McCann SK, Dusting GJ, Roulston CL - PLoS ONE (2014)

Bottom Line: Transient cerebral ischaemia was induced via intraluminal filament occlusion and resulted in reduced infarct volumes in Nox2 KO mice at 24 h post-stroke compared to wild-type controls.The effect of Nox2 deletion on vascular damage and recovery was also examined 24 h and 72 h post-stroke using an antibody against laminin.Additionally, we show for the first time that Nox2 deletion increases re-vascularisation of the damaged brain by 72 h, which may be important in promoting endogenous brain repair mechanisms that rely on re-vascularisation.

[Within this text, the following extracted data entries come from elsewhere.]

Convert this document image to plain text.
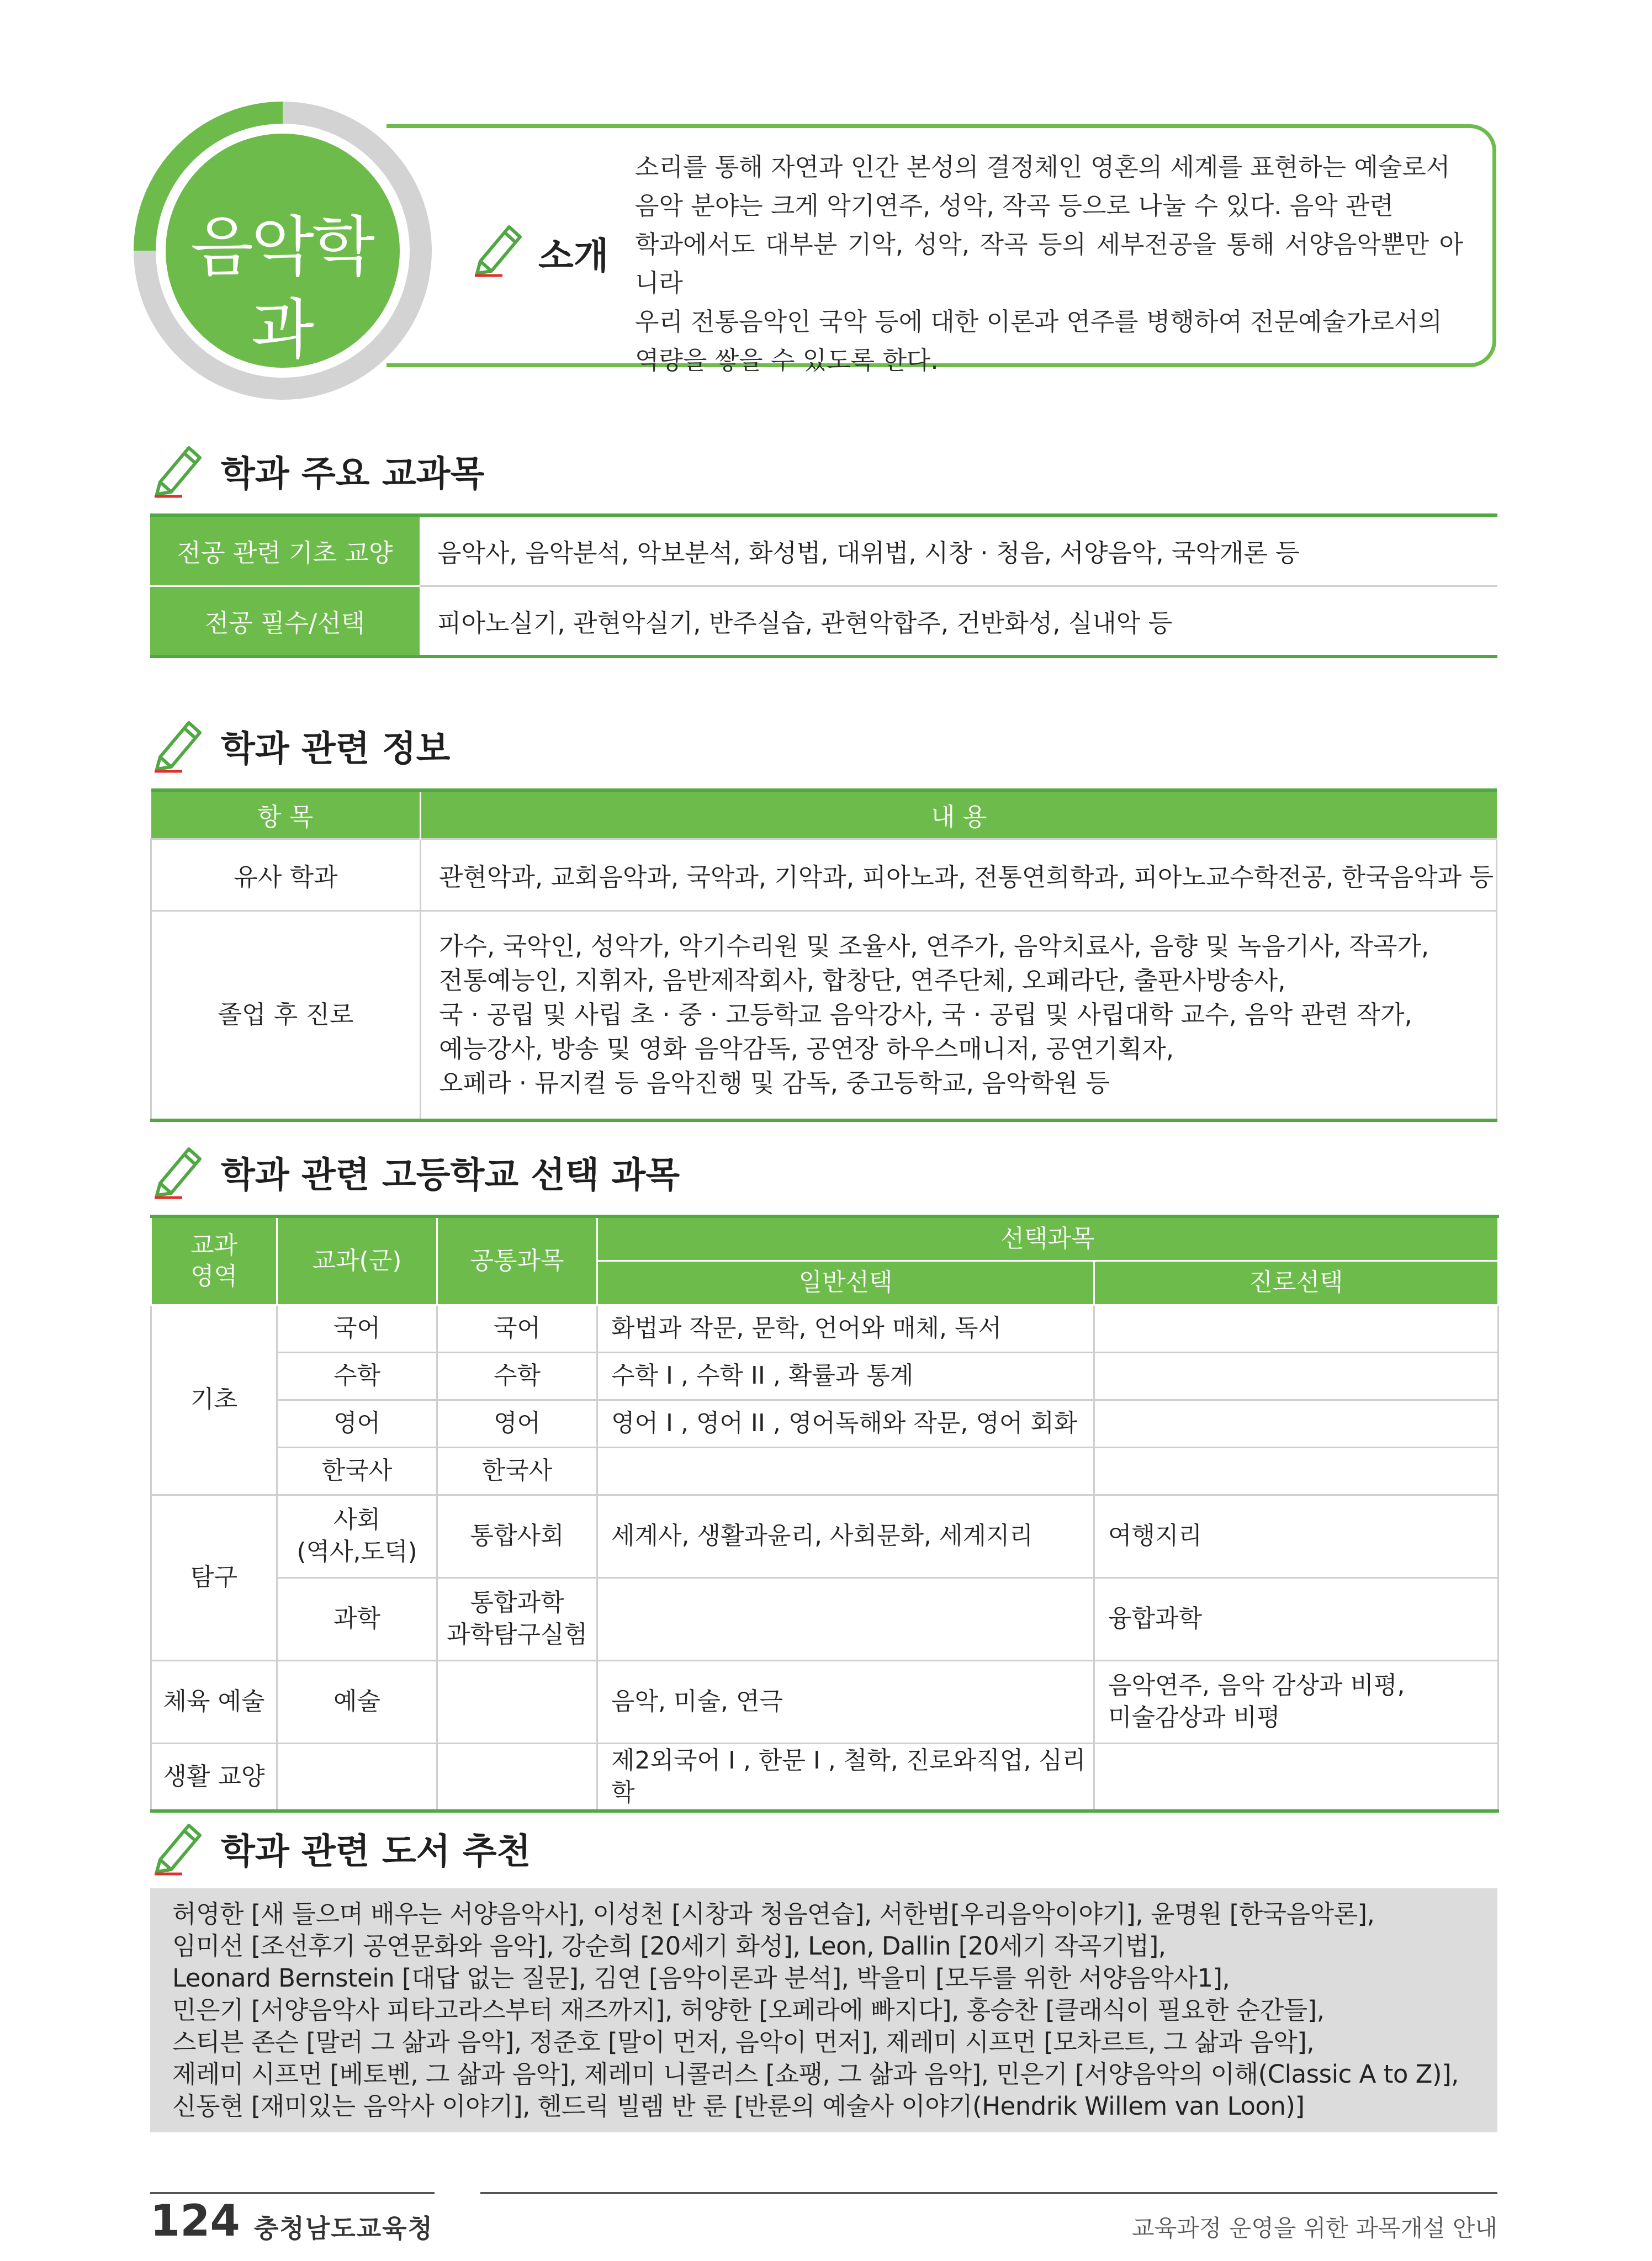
음악학과
소개
소리를 통해 자연과 인간 본성의 결정체인 영혼의 세계를 표현하는 예술로서
음악 분야는 크게 악기연주, 성악, 작곡 등으로 나눌 수 있다. 음악 관련
학과에서도 대부분 기악, 성악, 작곡 등의 세부전공을 통해 서양음악뿐만 아니라
우리 전통음악인 국악 등에 대한 이론과 연주를 병행하여 전문예술가로서의
역량을 쌓을 수 있도록 한다.
학과 주요 교과목
전공 관련 기초 교양	음악사, 음악분석, 악보분석, 화성법, 대위법, 시창 · 청음, 서양음악, 국악개론 등
전공 필수/선택	피아노실기, 관현악실기, 반주실습, 관현악합주, 건반화성, 실내악 등
학과 관련 정보
항 목	내 용
유사 학과	관현악과, 교회음악과, 국악과, 기악과, 피아노과, 전통연희학과, 피아노교수학전공, 한국음악과 등
졸업 후 진로	가수, 국악인, 성악가, 악기수리원 및 조율사, 연주가, 음악치료사, 음향 및 녹음기사, 작곡가,
전통예능인, 지휘자, 음반제작회사, 합창단, 연주단체, 오페라단, 출판사방송사,
국 · 공립 및 사립 초 · 중 · 고등학교 음악강사, 국 · 공립 및 사립대학 교수, 음악 관련 작가,
예능강사, 방송 및 영화 음악감독, 공연장 하우스매니저, 공연기획자,
오페라 · 뮤지컬 등 음악진행 및 감독, 중고등학교, 음악학원 등
학과 관련 고등학교 선택 과목
교과
영역	교과(군)	공통과목	선택과목	
			일반선택	진로선택
기초	국어	국어	화법과 작문, 문학, 언어와 매체, 독서	
	수학	수학	수학 I , 수학 II , 확률과 통계	
	영어	영어	영어 I , 영어 II , 영어독해와 작문, 영어 회화	
	한국사	한국사		
탐구	사회
(역사,도덕)	통합사회	세계사, 생활과윤리, 사회문화, 세계지리	여행지리
	과학	통합과학
과학탐구실험		융합과학
체육 예술	예술		음악, 미술, 연극	음악연주, 음악 감상과 비평,
미술감상과 비평
생활 교양			제2외국어 I , 한문 I , 철학, 진로와직업, 심리학	
학과 관련 도서 추천
허영한 [새 들으며 배우는 서양음악사], 이성천 [시창과 청음연습], 서한범[우리음악이야기], 윤명원 [한국음악론],
임미선 [조선후기 공연문화와 음악], 강순희 [20세기 화성], Leon, Dallin [20세기 작곡기법],
Leonard Bernstein [대답 없는 질문], 김연 [음악이론과 분석], 박을미 [모두를 위한 서양음악사1],
민은기 [서양음악사 피타고라스부터 재즈까지], 허양한 [오페라에 빠지다], 홍승찬 [클래식이 필요한 순간들],
스티븐 존슨 [말러 그 삶과 음악], 정준호 [말이 먼저, 음악이 먼저], 제레미 시프먼 [모차르트, 그 삶과 음악],
제레미 시프먼 [베토벤, 그 삶과 음악], 제레미 니콜러스 [쇼팽, 그 삶과 음악], 민은기 [서양음악의 이해(Classic A to Z)],
신동현 [재미있는 음악사 이야기], 헨드릭 빌렘 반 룬 [반룬의 예술사 이야기(Hendrik Willem van Loon)]
124 충청남도교육청	교육과정 운영을 위한 과목개설 안내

View Article: PubMed Central - PubMed

Affiliation: Stroke Injury and Repair Team, O'Brien Institute, St Vincent's Hospital, Melbourne, Victoria, Australia; Department of Surgery, Faculty of Medicine, Dentistry and Health Sciences, University of Melbourne, Melbourne, Victoria, Australia.

ABSTRACT
Evidence suggests the NADPH oxidases contribute to ischaemic stroke injury and Nox2 is the most widely studied subtype in the context of stroke. There is still conjecture however regarding the benefits of inhibiting Nox2 to improve stroke outcome. The current study aimed to examine the temporal effects of genetic Nox2 deletion on neuronal loss after ischaemic stroke using knockout (KO) mice with 6, 24 and 72 hour recovery. Transient cerebral ischaemia was induced via intraluminal filament occlusion and resulted in reduced infarct volumes in Nox2 KO mice at 24 h post-stroke compared to wild-type controls. No protection was evident at either 6 h or 72 h post-stroke, with both genotypes exhibiting similar volumes of damage. Reactive oxygen species were detected using dihydroethidium and were co-localised with neurons and microglia in both genotypes using immunofluorescent double-labelling. The effect of Nox2 deletion on vascular damage and recovery was also examined 24 h and 72 h post-stroke using an antibody against laminin. Blood vessel density was decreased in the ischaemic core of both genotypes 24 h post-stroke and returned to pre-stroke levels only in Nox2 KO mice by 72 h. Overall, these results are the first to show that genetic Nox2 deletion merely delays the progression of neuronal loss after stroke but does not prevent it. Additionally, we show for the first time that Nox2 deletion increases re-vascularisation of the damaged brain by 72 h, which may be important in promoting endogenous brain repair mechanisms that rely on re-vascularisation.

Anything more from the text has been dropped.